Una tendencia a la autocratización se con-solida en la comunidad de estados democráticos. Más que un tropiezo o un accidente, la evidencia indica que esta propensión sigue en aumento. El Instituto Variedades de la Democracia de la Universidad de Gotenburgo, Suecia, que estudia los regímenes políticos en todo el mundo, nos ofrece esta definición del fenómeno: “La autocratización sigue un patrón típico. Primero los gobiernos atacan a los medios y a la sociedad civil, polarizan a las sociedades denigrando a los opositores y difundiendo información falsa, para luego minar las instituciones formales” (https://bit.ly/3scfT8g).
Hay en el mundo varios laboratorios en que se experimenta la autocracia como sistema político para sustituir a la democracia. Uno de esos laboratorios es México, que ha recorrido ya las fases descritas en esa definición. Sobre el país están puestos los ojos de los poderes internacionales mayores y menores que exploran o ya adoptaron esta vía de administración del poder. Otros son bien conocidos: Rusia, Hungría en el corazón de la UE, Turquía en la frontera con el extremismo islámico, Brasil en el corazón de América del sur y Estados Unidos en su modalidad trumpista, cuya capacidad de reponerse de la derrota electoral aún desconocemos. Venezuela es con toda claridad una autocracia que aún practica farsas electorales al igual que Nicaragua. China y Cuba figuran entre las autocracias cerradas. La primera quiere ser un modelo mundial y la segunda se presenta como ejemplo para América Latina. Ambas realizan esfuerzos —a distinta escala por supuesto— para extender su esfera de influencia en aliados que encuentran en ellas el camino a seguir.

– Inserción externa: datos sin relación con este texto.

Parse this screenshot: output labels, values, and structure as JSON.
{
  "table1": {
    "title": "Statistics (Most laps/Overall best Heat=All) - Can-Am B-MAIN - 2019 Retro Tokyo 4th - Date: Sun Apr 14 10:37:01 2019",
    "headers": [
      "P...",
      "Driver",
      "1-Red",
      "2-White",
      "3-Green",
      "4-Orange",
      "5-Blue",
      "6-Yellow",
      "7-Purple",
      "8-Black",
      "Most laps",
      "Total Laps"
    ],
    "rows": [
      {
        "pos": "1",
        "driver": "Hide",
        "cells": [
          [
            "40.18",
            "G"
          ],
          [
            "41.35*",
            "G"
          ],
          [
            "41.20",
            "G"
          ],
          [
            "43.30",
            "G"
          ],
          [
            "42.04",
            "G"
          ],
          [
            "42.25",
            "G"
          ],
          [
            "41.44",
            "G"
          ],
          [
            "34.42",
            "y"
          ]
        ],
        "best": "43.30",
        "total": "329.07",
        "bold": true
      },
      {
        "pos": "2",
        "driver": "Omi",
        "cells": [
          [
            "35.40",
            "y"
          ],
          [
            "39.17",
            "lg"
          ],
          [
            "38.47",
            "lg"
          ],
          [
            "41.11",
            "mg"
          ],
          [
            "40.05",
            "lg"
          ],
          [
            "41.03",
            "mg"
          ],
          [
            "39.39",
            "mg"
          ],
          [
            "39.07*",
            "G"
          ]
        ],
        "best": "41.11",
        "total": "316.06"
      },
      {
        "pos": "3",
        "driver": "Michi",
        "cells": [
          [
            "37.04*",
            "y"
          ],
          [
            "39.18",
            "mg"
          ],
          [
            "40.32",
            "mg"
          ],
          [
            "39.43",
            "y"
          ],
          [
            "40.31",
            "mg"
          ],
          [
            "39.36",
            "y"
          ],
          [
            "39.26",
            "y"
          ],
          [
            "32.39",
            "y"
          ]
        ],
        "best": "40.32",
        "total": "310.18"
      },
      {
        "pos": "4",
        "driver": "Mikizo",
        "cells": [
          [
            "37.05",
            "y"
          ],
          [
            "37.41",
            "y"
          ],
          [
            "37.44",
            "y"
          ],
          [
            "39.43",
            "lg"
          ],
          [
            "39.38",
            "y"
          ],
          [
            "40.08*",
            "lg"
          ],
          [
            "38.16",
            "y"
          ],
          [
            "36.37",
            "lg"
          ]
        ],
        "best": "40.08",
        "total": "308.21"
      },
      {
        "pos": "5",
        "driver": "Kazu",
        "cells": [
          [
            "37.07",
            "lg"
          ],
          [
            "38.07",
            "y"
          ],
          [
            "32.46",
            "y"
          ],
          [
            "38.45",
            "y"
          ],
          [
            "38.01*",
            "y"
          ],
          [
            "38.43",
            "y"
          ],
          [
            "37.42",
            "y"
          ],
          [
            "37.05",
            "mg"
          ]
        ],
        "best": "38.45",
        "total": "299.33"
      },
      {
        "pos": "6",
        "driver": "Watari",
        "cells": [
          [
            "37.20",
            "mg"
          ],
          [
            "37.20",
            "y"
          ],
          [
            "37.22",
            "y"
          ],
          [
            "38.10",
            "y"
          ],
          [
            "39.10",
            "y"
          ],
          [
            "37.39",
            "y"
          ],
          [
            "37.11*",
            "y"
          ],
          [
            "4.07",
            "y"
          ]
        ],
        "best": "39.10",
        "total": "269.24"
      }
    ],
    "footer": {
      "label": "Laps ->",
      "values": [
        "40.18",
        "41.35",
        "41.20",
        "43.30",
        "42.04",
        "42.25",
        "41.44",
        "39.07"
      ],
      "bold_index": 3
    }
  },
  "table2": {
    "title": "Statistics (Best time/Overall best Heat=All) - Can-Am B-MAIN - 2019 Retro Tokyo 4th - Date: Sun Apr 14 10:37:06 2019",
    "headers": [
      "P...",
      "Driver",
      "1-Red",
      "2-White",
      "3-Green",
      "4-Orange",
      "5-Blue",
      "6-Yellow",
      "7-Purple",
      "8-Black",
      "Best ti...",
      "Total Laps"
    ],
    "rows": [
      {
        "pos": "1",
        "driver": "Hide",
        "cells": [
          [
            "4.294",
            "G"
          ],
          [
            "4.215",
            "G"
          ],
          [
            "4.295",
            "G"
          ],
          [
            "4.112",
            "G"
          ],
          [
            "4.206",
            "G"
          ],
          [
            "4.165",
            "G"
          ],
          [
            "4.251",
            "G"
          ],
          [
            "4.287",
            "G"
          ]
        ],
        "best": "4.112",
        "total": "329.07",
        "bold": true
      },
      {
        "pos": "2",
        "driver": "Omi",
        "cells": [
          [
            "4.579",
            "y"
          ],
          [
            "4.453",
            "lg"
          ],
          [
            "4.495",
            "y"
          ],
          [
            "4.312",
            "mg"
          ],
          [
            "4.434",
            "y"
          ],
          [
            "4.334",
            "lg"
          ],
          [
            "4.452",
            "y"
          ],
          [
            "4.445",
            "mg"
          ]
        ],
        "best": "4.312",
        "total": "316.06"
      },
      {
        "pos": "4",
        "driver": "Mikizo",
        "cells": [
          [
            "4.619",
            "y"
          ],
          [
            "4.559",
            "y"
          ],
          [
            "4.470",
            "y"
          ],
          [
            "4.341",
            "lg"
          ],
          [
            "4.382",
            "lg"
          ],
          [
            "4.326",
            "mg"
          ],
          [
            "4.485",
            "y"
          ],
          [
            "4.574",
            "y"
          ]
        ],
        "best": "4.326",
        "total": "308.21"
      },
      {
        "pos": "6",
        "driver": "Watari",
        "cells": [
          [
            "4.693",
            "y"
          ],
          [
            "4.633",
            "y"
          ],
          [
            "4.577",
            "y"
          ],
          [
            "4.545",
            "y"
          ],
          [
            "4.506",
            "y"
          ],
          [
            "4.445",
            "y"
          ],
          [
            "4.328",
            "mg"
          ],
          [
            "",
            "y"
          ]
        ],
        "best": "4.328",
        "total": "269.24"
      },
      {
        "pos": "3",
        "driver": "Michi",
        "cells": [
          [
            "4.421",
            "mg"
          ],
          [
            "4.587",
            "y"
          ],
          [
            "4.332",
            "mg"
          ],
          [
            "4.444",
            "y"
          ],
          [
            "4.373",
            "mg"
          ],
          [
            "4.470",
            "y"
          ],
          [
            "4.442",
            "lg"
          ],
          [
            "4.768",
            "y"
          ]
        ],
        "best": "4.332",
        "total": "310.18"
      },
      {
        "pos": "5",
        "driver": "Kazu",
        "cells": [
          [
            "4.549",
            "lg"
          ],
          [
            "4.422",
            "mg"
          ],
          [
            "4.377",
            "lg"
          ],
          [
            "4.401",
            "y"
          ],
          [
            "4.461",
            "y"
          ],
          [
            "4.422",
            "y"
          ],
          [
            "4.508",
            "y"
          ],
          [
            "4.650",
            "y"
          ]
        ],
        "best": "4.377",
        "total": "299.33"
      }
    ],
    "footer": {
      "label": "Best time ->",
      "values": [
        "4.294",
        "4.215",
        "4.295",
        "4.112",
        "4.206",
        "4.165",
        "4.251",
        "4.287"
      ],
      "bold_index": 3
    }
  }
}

Una vez desaparecida la Unión Soviética, el sistema político chino es hoy el monopartidismo más antiguo del planeta y en él se reúnen las condiciones del “tipo ideal” de este modelo de autocracia cerrada, fase superior del autoritarismo superada solo por su siguiente paso: el totalitarismo.
Nuestro país ha recorrido las etapas que conducen a esta autocratización bajo una fórmula populista. Una gran decepción social con el desempeño de las instituciones de gobierno que surgieron de la transición, un líder popular que les diagnostica enfermedad terminal y ofrece sepultarlas para poner en su lugar su exclusivo poder, una elección en la que triunfa con el apoyo de un poco más de la mitad de los sufragios y una mayoría de dudosa legalidad en el congreso; en fin, un estilo de gobernar que sigue el libreto al pie de la letra: “…ataca a los medios y a la sociedad civil, polariza a la sociedad denigrando a los opositores y difundiendo información falsa, para luego minar las instituciones formales”.
Entramos ya en la fase destructiva del proceso de autocratización. Al grito de primero la justicia y después la ley se erosiona al Congreso de la Unión, al Poder Judicial, al pacto federal a las instituciones autónomas y a la administración pública. La vocación autoritaria es inequívoca. Este camino ha sido preferido al de atacar con las armas del estado de derecho en poder del Estado los males de la corrupción y la impunidad, de la colusión de funcionarios públicos y agentes privados, del desvío de recursos destinados a eliminar la pobreza, de elevar el bajo nivel de la educación, de depurar la procuración y la administración de justicia, de encauzar un fuerte crecimiento con desarrollo social por vía de mecanismos mixtos e innovadores de inversión (postneoliberales, por cierto). La elección de este camino probará haber sido equivocada a medida que el recuento de los resultados vaya presentando —como ya lo hace— cada vez más datos de que todos aquellos problemas que se querían superar en realidad se habrán agrandado. Ese es el camino de la autocratización al que México ha sido sumado.